North Korea and Denuclearization

27 July 2018

On the 65th anniversary of armistice from the Korean War, the Nuclear Security Working Group and member Peter Huessy hosted a group from the Stanford Freeman Spogli Institute for a breakfast meeting at the Capitol Hill Club. The panel, moderated by NSWG chair Janne Nolan, included former Ambassador to South Korea Kathleen Stephens, expert in inter-Korean affairs Dr. Gi-Wook Shin, and nuclear expert Dr. Scott Sagan. Each of the panelists agreed that the reduction of tensions since 2017 is beneficial, but some raised concerns about the administration’s ability to secure a favorable deal without sacrificing vital concessions. Other obstacles to creating a lasting agreement include the topic of missile R&D, IAEA verification, and removal of US troops from South Korea.

Dr. Sagan highlighted just how fragile US-North Korean deterrence currently is, particularly because of Pyongyang’s fear of US preemption. Sagan argued that if North Korea were to get a false warning of an incoming ICBM (like Hawaii did in January 2018), Korean officials would be more likely to treat it as a serious attack. Compared the the US, North Korea has less precise warning systems, less redundant nuclear command and control, and its workforce is less likely to admit mistake for fear of retribution.

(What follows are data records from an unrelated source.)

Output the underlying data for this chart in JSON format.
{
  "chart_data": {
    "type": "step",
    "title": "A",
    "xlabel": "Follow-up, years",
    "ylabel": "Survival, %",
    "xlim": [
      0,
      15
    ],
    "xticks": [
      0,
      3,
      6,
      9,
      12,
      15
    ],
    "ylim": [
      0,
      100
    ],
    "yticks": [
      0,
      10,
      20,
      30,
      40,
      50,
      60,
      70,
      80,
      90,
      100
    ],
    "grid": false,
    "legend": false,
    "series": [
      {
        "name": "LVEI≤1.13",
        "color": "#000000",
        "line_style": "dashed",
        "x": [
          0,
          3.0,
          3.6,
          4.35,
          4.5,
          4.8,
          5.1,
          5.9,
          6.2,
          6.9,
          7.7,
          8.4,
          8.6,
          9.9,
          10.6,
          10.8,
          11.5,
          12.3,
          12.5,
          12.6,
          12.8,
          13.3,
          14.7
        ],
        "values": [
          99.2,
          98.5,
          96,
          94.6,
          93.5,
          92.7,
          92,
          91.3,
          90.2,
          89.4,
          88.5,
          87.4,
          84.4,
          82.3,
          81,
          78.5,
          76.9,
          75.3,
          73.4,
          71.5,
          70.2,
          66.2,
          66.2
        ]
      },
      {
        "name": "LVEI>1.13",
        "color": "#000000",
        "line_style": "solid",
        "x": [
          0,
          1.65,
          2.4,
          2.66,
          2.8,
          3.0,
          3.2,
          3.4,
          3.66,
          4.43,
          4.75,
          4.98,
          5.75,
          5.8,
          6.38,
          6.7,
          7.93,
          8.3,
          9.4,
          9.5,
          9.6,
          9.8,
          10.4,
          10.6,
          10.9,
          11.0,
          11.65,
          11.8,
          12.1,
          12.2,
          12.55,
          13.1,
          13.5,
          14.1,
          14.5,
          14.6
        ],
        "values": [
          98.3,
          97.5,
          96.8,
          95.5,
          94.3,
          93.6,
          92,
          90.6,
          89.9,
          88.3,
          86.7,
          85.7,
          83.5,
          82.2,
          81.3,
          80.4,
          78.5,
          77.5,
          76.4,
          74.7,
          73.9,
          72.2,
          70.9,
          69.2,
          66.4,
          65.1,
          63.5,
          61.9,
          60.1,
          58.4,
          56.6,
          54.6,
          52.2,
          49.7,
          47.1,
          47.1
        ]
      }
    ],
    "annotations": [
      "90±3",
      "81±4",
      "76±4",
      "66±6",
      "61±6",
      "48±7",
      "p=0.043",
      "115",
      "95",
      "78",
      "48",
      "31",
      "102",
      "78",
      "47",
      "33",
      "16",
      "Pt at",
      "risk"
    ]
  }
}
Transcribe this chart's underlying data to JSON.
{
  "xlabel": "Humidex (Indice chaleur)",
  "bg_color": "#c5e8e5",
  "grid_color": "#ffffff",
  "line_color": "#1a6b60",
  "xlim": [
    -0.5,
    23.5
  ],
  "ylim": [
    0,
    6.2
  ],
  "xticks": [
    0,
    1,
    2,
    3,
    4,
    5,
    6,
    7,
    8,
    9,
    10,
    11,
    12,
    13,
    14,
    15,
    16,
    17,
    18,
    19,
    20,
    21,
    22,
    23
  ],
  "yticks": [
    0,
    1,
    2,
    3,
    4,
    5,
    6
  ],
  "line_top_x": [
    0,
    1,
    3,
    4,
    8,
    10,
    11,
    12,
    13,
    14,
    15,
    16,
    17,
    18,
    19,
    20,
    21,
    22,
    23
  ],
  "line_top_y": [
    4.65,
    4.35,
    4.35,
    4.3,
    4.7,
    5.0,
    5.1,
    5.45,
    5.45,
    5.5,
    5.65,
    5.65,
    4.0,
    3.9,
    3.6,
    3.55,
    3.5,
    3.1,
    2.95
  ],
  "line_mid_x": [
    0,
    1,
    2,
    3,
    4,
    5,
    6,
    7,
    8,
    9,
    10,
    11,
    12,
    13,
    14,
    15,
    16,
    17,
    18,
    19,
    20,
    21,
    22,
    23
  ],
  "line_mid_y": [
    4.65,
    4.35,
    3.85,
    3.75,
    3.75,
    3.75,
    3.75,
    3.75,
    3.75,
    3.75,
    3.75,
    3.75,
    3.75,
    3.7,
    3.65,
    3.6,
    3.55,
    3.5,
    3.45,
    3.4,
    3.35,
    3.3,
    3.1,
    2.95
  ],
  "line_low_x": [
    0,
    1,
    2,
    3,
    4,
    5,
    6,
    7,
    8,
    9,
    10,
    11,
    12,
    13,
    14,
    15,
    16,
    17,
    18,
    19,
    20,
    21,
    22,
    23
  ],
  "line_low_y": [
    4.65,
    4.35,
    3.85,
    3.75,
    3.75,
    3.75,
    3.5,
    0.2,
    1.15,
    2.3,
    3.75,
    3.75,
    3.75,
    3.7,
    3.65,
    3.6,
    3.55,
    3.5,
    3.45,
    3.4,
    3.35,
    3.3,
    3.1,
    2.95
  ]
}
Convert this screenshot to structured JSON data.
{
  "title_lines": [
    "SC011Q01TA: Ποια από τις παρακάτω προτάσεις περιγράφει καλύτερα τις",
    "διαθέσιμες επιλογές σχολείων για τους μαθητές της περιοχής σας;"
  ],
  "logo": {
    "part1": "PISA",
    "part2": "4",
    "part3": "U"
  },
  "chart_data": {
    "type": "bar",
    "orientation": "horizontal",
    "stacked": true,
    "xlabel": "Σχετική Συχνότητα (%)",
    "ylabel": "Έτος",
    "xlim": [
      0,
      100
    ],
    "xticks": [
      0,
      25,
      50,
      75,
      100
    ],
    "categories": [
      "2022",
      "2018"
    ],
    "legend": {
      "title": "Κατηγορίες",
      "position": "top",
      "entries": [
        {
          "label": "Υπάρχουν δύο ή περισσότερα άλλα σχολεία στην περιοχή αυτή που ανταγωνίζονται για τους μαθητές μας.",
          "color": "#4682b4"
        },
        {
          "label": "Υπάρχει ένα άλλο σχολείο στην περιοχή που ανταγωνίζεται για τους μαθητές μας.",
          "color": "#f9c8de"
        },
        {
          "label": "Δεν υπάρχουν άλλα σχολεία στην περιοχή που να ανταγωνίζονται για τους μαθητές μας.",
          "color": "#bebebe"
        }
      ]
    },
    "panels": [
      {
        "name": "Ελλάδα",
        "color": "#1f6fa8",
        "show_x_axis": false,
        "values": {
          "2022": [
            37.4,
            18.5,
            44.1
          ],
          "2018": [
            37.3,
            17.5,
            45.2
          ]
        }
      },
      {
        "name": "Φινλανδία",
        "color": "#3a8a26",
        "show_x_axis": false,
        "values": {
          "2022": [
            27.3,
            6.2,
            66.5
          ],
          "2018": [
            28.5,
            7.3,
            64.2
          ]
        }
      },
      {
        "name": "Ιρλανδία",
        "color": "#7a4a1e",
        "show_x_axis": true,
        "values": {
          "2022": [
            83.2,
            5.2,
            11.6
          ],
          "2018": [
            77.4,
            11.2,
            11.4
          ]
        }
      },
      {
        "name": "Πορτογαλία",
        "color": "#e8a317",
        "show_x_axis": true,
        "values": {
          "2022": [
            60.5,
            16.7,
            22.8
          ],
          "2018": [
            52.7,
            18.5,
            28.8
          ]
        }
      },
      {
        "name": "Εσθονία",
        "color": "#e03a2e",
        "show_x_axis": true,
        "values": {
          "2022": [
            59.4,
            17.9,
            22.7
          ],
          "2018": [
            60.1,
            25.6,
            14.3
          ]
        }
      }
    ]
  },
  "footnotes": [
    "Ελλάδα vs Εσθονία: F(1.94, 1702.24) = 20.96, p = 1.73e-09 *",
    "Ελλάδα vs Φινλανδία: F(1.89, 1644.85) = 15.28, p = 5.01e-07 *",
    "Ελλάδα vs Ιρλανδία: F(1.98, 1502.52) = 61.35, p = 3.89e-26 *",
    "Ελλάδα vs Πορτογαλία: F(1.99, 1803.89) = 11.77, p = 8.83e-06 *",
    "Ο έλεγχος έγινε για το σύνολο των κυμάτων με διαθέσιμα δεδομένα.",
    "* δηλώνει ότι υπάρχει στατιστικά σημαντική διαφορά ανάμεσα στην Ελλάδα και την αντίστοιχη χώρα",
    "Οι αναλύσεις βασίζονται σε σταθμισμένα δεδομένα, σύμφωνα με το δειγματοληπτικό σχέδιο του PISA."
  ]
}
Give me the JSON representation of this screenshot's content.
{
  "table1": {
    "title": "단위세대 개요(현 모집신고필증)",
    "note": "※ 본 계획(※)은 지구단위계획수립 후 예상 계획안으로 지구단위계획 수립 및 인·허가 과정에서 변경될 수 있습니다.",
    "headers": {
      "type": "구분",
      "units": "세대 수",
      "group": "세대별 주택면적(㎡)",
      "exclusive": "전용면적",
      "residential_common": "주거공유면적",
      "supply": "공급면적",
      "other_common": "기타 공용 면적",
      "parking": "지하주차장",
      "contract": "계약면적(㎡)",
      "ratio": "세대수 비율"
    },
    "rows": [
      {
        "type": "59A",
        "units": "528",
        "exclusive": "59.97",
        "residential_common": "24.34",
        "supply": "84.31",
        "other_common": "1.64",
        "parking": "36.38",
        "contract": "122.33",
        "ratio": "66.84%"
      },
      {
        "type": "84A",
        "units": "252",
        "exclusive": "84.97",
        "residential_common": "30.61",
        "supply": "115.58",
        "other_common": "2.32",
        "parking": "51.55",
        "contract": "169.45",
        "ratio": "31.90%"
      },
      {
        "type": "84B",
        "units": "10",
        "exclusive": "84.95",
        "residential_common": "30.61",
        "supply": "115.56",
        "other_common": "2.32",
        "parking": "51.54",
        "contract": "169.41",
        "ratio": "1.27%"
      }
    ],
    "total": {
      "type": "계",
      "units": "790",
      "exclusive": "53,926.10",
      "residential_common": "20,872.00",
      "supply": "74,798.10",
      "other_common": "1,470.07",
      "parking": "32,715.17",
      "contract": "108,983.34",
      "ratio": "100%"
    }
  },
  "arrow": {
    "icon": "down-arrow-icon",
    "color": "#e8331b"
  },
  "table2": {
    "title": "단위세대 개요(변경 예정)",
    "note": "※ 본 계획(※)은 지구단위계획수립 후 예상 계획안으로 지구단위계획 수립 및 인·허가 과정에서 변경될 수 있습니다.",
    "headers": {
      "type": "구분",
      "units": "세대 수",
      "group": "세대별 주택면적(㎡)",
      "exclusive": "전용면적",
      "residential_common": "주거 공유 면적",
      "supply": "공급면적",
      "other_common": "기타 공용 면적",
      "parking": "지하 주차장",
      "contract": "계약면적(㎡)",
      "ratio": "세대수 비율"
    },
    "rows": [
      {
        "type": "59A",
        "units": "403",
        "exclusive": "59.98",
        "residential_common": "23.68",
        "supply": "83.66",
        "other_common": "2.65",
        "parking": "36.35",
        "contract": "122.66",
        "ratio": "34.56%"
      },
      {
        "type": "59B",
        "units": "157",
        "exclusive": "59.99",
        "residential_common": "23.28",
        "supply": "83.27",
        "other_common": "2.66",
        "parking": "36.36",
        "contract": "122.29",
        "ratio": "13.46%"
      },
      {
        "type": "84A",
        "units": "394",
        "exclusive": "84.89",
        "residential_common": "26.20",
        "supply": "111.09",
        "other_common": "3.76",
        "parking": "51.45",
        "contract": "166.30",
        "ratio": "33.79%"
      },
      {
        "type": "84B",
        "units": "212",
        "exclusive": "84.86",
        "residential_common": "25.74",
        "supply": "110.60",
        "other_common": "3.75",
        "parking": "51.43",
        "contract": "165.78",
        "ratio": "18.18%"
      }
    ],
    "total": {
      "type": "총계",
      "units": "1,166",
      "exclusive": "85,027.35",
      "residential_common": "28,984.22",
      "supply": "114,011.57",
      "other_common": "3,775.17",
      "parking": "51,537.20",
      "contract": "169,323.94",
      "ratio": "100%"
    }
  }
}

Dr. Shin noted the significance behind the increase in frequency of meetings between Xi Jinping and Kim Jong Un. Now that we have engaged North Korea diplomatically, it will be hard to get Chinese support to resume a campaign of maximum pressure, Shin observed. One suggestion was to invite Kim Jong Un’s sister, Kim Yo-jong, to the US to experience Western culture, and demonstrate why North Korea needs to become a normal, open state. 

Ambassador Kathleen Stephens contended that a good short-term, realistic goal is focusing on risk reduction. Efforts to reduce risk include accounting for fissile material to make sure it doesn’t cross borders, creating a US-North Korean hotline, or employing confidence building measures like having North Korean observers at US-South Korean military exercises.